Let $J_m(x)$ be the Bessel function of the first kind with order $m$. I was experimenting with the following integral on Wolfram Alpha $$ \int_0^\infty J_m(x)^4\, dx, $$ and it returns exact value for $m = 1, 2, 3, 4, 5$. Does anyone know if there is an explicit formula for this definite integral for any positive integer $m$?

Answer 1

If you consider $$I_m=2\pi \int_0^\infty \Big[J_m(x)\Big]^4\,dx$$ they are given in terms of Meijer G-functions.

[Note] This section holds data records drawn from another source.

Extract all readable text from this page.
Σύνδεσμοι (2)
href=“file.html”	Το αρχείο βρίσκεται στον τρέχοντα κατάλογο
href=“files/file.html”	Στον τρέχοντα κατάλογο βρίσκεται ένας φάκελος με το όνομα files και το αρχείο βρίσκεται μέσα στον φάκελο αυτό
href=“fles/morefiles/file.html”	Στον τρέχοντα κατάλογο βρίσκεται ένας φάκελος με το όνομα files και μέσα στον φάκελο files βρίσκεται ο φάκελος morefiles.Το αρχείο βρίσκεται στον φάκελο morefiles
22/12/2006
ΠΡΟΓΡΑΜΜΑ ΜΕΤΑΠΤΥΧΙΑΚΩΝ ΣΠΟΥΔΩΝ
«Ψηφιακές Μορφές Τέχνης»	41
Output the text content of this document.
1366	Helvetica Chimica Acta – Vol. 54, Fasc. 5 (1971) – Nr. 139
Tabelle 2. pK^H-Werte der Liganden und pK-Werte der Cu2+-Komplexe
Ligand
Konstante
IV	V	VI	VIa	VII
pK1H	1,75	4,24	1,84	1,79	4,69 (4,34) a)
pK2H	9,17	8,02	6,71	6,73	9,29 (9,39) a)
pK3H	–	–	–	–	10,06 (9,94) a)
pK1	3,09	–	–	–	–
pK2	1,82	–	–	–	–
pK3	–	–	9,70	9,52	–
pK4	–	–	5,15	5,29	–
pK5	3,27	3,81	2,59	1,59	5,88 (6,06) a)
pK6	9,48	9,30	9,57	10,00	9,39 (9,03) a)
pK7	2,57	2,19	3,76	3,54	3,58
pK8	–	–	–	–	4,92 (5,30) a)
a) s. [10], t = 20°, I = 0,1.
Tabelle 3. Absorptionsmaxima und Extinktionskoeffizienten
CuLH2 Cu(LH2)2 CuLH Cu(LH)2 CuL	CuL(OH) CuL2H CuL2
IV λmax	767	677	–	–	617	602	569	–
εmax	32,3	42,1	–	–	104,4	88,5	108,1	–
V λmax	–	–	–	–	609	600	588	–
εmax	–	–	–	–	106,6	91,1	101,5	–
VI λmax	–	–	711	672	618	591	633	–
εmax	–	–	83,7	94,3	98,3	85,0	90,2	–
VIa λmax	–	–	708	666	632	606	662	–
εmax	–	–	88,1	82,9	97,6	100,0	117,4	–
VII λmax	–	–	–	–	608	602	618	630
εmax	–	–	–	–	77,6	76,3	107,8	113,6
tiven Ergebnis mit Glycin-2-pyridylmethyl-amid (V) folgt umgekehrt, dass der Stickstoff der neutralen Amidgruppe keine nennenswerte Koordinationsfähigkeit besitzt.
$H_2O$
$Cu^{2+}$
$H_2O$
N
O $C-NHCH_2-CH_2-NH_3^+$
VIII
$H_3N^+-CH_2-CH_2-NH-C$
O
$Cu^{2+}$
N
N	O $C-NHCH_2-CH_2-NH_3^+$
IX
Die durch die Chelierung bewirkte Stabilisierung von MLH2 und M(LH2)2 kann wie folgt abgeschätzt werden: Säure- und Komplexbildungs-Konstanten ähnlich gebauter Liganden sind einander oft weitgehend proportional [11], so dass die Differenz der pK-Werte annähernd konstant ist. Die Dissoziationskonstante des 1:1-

Looking at the first $$I_0=G_{4,4}^{2,2}\left(1\left| \begin{array}{c} 1,1,1,1 \\ \frac{1}{2},\frac{1}{2},\frac{1}{2},\frac{1}{2} \end{array} \right.\right) \qquad I_1=G_{4,4}^{2,2}\left(1\left| \begin{array}{c} 0,1,1,2 \\ \frac{1}{2},\frac{3}{2},-\frac{1}{2},\frac{1}{2} \end{array} \right.\right)\qquad I_2=G_{4,4}^{2,2}\left(1\left| \begin{array}{c} -1,1,1,3 \\ \frac{1}{2},\frac{5}{2},-\frac{3}{2},\frac{1}{2} \end{array} \right.\right)$$

$$I_3=G_{4,4}^{2,2}\left(1\left| \begin{array}{c} -2,1,1,4 \\ \frac{1}{2},\frac{7}{2},-\frac{5}{2},\frac{1}{2} \end{array} \right.\right) \qquad I_4=G_{4,4}^{2,2}\left(1\left| \begin{array}{c} -3,1,1,5 \\ \frac{1}{2},\frac{9}{2},-\frac{7}{2},\frac{1}{2} \end{array} \right.\right)\qquad I_5=G_{4,4}^{2,2}\left(1\left| \begin{array}{c} -4,1,1,6 \\ \frac{1}{2},\frac{11}{2},-\frac{9}{2},\frac{1}{2} \end{array} \right.\right)$$ and we may conjecture that $$\color{blue}{I_m=G_{4,4}^{2,2}\left(1\left| \begin{array}{c} 1-m,1,1,m+1 \\ \frac{1}{2},\frac{2m+1}{2},-\frac{2m-1}{2},\frac{1}{2} \end{array} \right.\right)}$$

This has been verified for much higher values of $m$ and the results compared to the results of numerical integration.